Rechte der Verbraucher
Wenn ein Versorger unzulässig Mahngebühren erhebt, stehen Kunden verschiedene Möglichkeiten offen:
-
Schriftlicher Widerspruch – am besten per Einschreiben, unter Bezugnahme auf die oben genannten Paragrafen (§ 286 BGB, § 288 BGB, § 40b EnWG, § 11 StromGVV, § 307 BGB).
-
Fristsetzung zur Korrektur – häufig 14 Tage, um die Mahngebühren zurückzunehmen.
-
Schlichtungsstelle Energie – Verbraucher können kostenfrei eine Beschwerde einreichen, wenn der Anbieter sich weigert.
-
Bundesnetzagentur – bei systematischen Verstößen gegen die Abrechnungspflichten kann zusätzlich die Aufsichtsbehörde eingeschaltet werden.
Fazit
Verbraucher sollten wissen: Mahngebühren dürfen nicht auf Prognosen oder Hochrechnungen beruhen, sondern nur auf tatsächlich fälligen Forderungen. Monatlich gemeldete Zählerstände schützen vor unberechtigten Mahnungen. Wer sich unsicher ist, sollte die oben genannten Schritte nutzen, um die Berechtigung der Gebühren zu prüfen und sich zu wehren.
Tipp: Stromverbrauch auch bei Selbstablesung genau kontrollieren
Auch wenn Kunden ihren Zählerstand selbst ablesen und korrekt an den Versorger übermitteln, lohnt es sich, die Höhe des Stromverbrauchs genau zu prüfen. Stellt man beispielsweise fest, dass im August ein deutlich höherer Verbrauch abgelesen wurde als im November, ist dies ungewöhnlich. Ein solcher Verbrauchssprung kann nur unter bestimmten Umständen erklärbar sein:
-
Saisonale Nutzung von Geräten: Klimaanlagen, Poolpumpen, Gartenbewässerung oder Elektrogrill können den Sommerverbrauch deutlich erhöhen.
-
Elektrofahrzeuge oder Ladevorgänge: Besonders bei längeren Sommerfahrten steigt der Strombedarf.
-
Abrechnungs- oder Ablesefehler: Vertauschte oder falsch dokumentierte Zählerstände, falsches Ablesedatum oder digitale Zähler, die Fehlwerte liefern.
-
Zählerstörungen: Defekte Zähler oder fehlerhafte Software können überhöhte Werte anzeigen.

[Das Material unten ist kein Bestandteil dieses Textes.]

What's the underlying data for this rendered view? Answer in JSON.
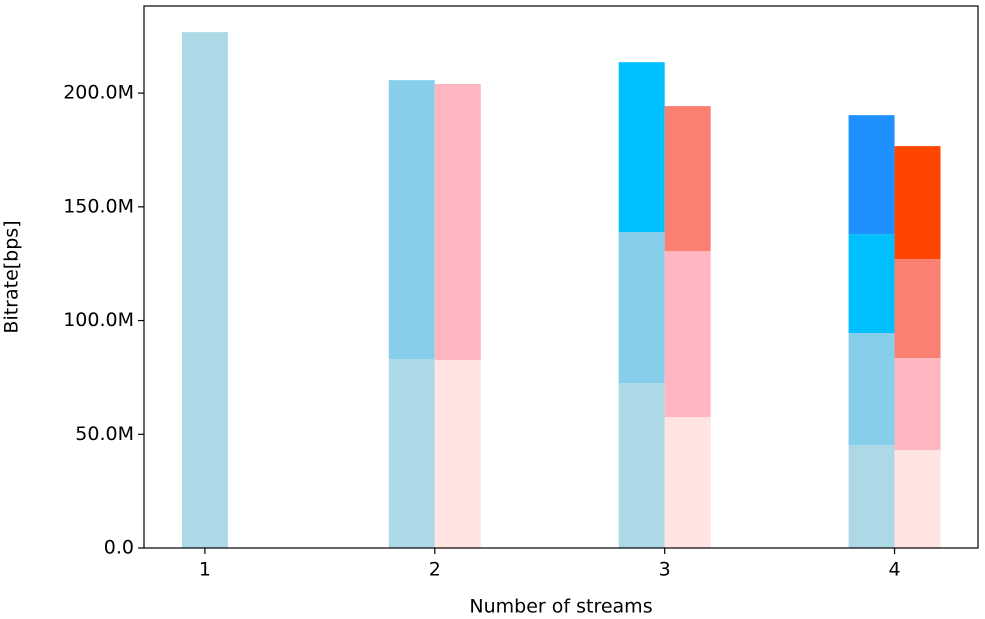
{
  "chart_data": {
    "type": "stacked_bar",
    "xlabel": "Number of streams",
    "ylabel": "Bitrate[bps]",
    "x": [
      1,
      2,
      3,
      4
    ],
    "series": [
      {
        "stack": "a",
        "color": "#add8e6",
        "values": [
          226800000,
          83100000,
          72500000,
          45300000
        ]
      },
      {
        "stack": "a",
        "color": "#87ceeb",
        "values": [
          null,
          122600000,
          66400000,
          49200000
        ]
      },
      {
        "stack": "a",
        "color": "#00bfff",
        "values": [
          null,
          null,
          74700000,
          43500000
        ]
      },
      {
        "stack": "a",
        "color": "#1e90ff",
        "values": [
          null,
          null,
          null,
          52300000
        ]
      },
      {
        "stack": "b",
        "color": "#ffe4e1",
        "values": [
          null,
          82600000,
          57600000,
          43100000
        ]
      },
      {
        "stack": "b",
        "color": "#ffb6c1",
        "values": [
          null,
          121400000,
          72900000,
          40400000
        ]
      },
      {
        "stack": "b",
        "color": "#fa8072",
        "values": [
          null,
          null,
          63800000,
          43500000
        ]
      },
      {
        "stack": "b",
        "color": "#ff4500",
        "values": [
          null,
          null,
          null,
          49700000
        ]
      }
    ],
    "xlim": [
      0.735,
      4.363
    ],
    "ylim": [
      0,
      238300000
    ],
    "xticks": [
      1,
      2,
      3,
      4
    ],
    "yticks": [
      {
        "value": 0,
        "label": "0.0"
      },
      {
        "value": 50000000,
        "label": "50.0M"
      },
      {
        "value": 100000000,
        "label": "100.0M"
      },
      {
        "value": 150000000,
        "label": "150.0M"
      },
      {
        "value": 200000000,
        "label": "200.0M"
      }
    ],
    "grid": false
  }
}
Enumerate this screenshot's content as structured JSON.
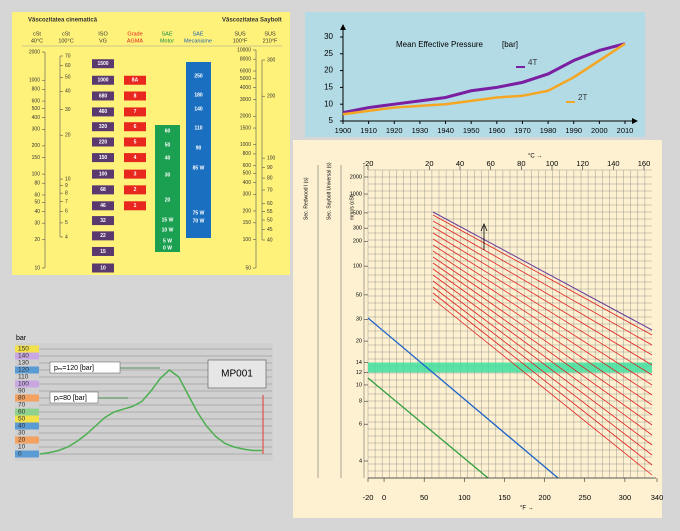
{
  "viscosity_table": {
    "title_kinematic": "Vâscozitatea cinematică",
    "title_saybolt": "Vâscozitatea Saybolt",
    "headers": [
      [
        "cSt",
        "40°C"
      ],
      [
        "cSt",
        "100°C"
      ],
      [
        "ISO",
        "VG"
      ],
      [
        "Grade",
        "AGMA"
      ],
      [
        "SAE",
        "Motor"
      ],
      [
        "SAE",
        "Mecanisme"
      ],
      [
        "SUS",
        "100°F"
      ],
      [
        "SUS",
        "210°F"
      ]
    ],
    "cst40": {
      "lim": [
        10,
        2000
      ],
      "log": true,
      "ticks": [
        2000,
        1000,
        800,
        600,
        500,
        400,
        300,
        200,
        150,
        100,
        80,
        60,
        50,
        40,
        30,
        20,
        10
      ]
    },
    "cst100": {
      "lim": [
        4,
        70
      ],
      "log": true,
      "ticks": [
        70,
        60,
        50,
        40,
        30,
        20,
        10,
        9,
        8,
        7,
        6,
        5,
        4
      ]
    },
    "sus100": {
      "lim": [
        50,
        10000
      ],
      "log": true,
      "ticks": [
        10000,
        8000,
        6000,
        5000,
        4000,
        3000,
        2000,
        1500,
        1000,
        800,
        600,
        500,
        400,
        300,
        200,
        150,
        100,
        50
      ]
    },
    "sus210": {
      "lim": [
        40,
        300
      ],
      "log": true,
      "ticks": [
        300,
        200,
        100,
        90,
        80,
        70,
        60,
        55,
        50,
        45,
        40
      ]
    },
    "iso_vg": [
      1500,
      1000,
      680,
      460,
      320,
      220,
      150,
      100,
      68,
      46,
      32,
      22,
      15,
      10
    ],
    "agma": [
      "8A",
      "8",
      "7",
      "6",
      "5",
      "4",
      "3",
      "2",
      "1"
    ],
    "sae_motor": [
      "60",
      "50",
      "40",
      "30",
      "20",
      "15 W",
      "10 W",
      "5 W",
      "0 W"
    ],
    "sae_gear": [
      "250",
      "180",
      "140",
      "110",
      "90",
      "85 W",
      "75 W",
      "70 W"
    ]
  },
  "chart_data": [
    {
      "type": "line",
      "title": "Mean Effective Pressure",
      "unit": "[bar]",
      "x": [
        1900,
        1910,
        1920,
        1930,
        1940,
        1950,
        1960,
        1970,
        1980,
        1990,
        2000,
        2010
      ],
      "xlim": [
        1900,
        2010
      ],
      "xticks": [
        1900,
        1910,
        1920,
        1930,
        1940,
        1950,
        1960,
        1970,
        1980,
        1990,
        2000,
        2010
      ],
      "ylim": [
        5,
        30
      ],
      "yticks": [
        5,
        10,
        15,
        20,
        25,
        30
      ],
      "series": [
        {
          "name": "4T",
          "color": "#7b1fa2",
          "values": [
            7.5,
            9,
            10,
            11,
            12,
            14,
            15,
            16.5,
            19,
            23,
            26,
            28
          ]
        },
        {
          "name": "2T",
          "color": "#f5a623",
          "values": [
            7,
            8,
            9,
            9.5,
            10,
            11,
            12,
            12.5,
            14,
            18,
            23,
            28
          ]
        }
      ]
    },
    {
      "type": "line",
      "y_label": "bar",
      "ylim": [
        0,
        150
      ],
      "yticks": [
        150,
        140,
        130,
        120,
        110,
        100,
        90,
        80,
        70,
        60,
        50,
        40,
        30,
        20,
        10,
        0
      ],
      "color": "#4caf50",
      "values": [
        0,
        2,
        5,
        10,
        18,
        28,
        40,
        52,
        60,
        64,
        68,
        75,
        90,
        108,
        120,
        110,
        85,
        60,
        40,
        25,
        15,
        10,
        7,
        5,
        5
      ],
      "annotations": [
        "pₘ=120 [bar]",
        "pᵢ=80 [bar]",
        "MP001"
      ]
    },
    {
      "type": "viscosity-temperature",
      "y_headers": [
        "Sec. Redwood I (s)",
        "Sec. Saybolt Universal (s)",
        "mm²/s (cSt)"
      ],
      "yscale": "loglog",
      "ylim": [
        4,
        2000
      ],
      "yticks": [
        2000,
        1000,
        500,
        300,
        200,
        100,
        50,
        30,
        20,
        14,
        12,
        10,
        8,
        6,
        4
      ],
      "xlim": [
        -20,
        340
      ],
      "xticks": [
        -20,
        0,
        50,
        100,
        150,
        200,
        250,
        300,
        340
      ],
      "x_label": "°F →",
      "x2lim": [
        -20,
        160
      ],
      "x2ticks": [
        -20,
        20,
        40,
        60,
        80,
        100,
        120,
        140,
        160
      ],
      "x2_label": "°C →",
      "band": [
        12,
        14
      ]
    }
  ]
}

Wenn der Verbrauch nicht plausibel erscheint, sollten Kunden Widerspruch gegen die Abrechnung einlegen. Auch bei korrekt übermittelten Selbstablesungen gilt: Eine ungewöhnliche Ablesung kann eine Grundlage für die Anfechtung von zu hohen Forderungen sein – vergleichbar mit der Situation, in der Mahngebühren auf Schätzungen erhoben werden.
Prüfschritte
-
-
Zählerstände prüfen: Stimmen die angezeigten Werte mit deinen monatlichen Meldungen überein?
-
Ablesedaten kontrollieren: Datum der Ablesung vs. Zeitraum der Abrechnung.
-
Verbrauchsgeräte checken: Gab es im Sommer Geräte oder Geräteänderungen, die den Verbrauch stark erhöhen könnten?
-
Zählerprüfung anfordern: Versorger muss auf Wunsch die Zählerfunktion prüfen (§ 40 EnWG).
-
Smart-Meter-Log auswerten: Bei intelligenten Zählern lässt sich der Verbrauch stunden- oder tagesgenau nachvollziehen.
-
Verbrauch eines Haushalts, der Fragen aufwirft und beweist, wie auf Knopfdruck Werte vom Versorger geändert werden können:
| Datum | Wert 1 (kW) | Wert 2 (kW) |
|---|---|---|
| 15. November 2024 | 632 kW | 126 kW |
| 15. August 2024 | 506 kW | 145 kW |
| 15. Mai 2024 | 361 kW | 79 kW |
| 15. März 2024 | 282 kW | 36 kW |
| 15. Dezember 2023 | 154 kW | 113 kW |
| 15. November 2023 | 41 kW | 41 kW |
| 19. Oktober 2023 | 0 kW | |
| 18. Oktober 2023 | 0 kW | |
| 17. Oktober 2023 | 27.068 kW | 27 kW |
| 15. September 2023 | 27.041 kW |
DeluxeMallorca.com bittet Fachleute um Erläuterungen, ob sie diese Werte für realistisch halten. Gerne an info@deluxemallorca.com.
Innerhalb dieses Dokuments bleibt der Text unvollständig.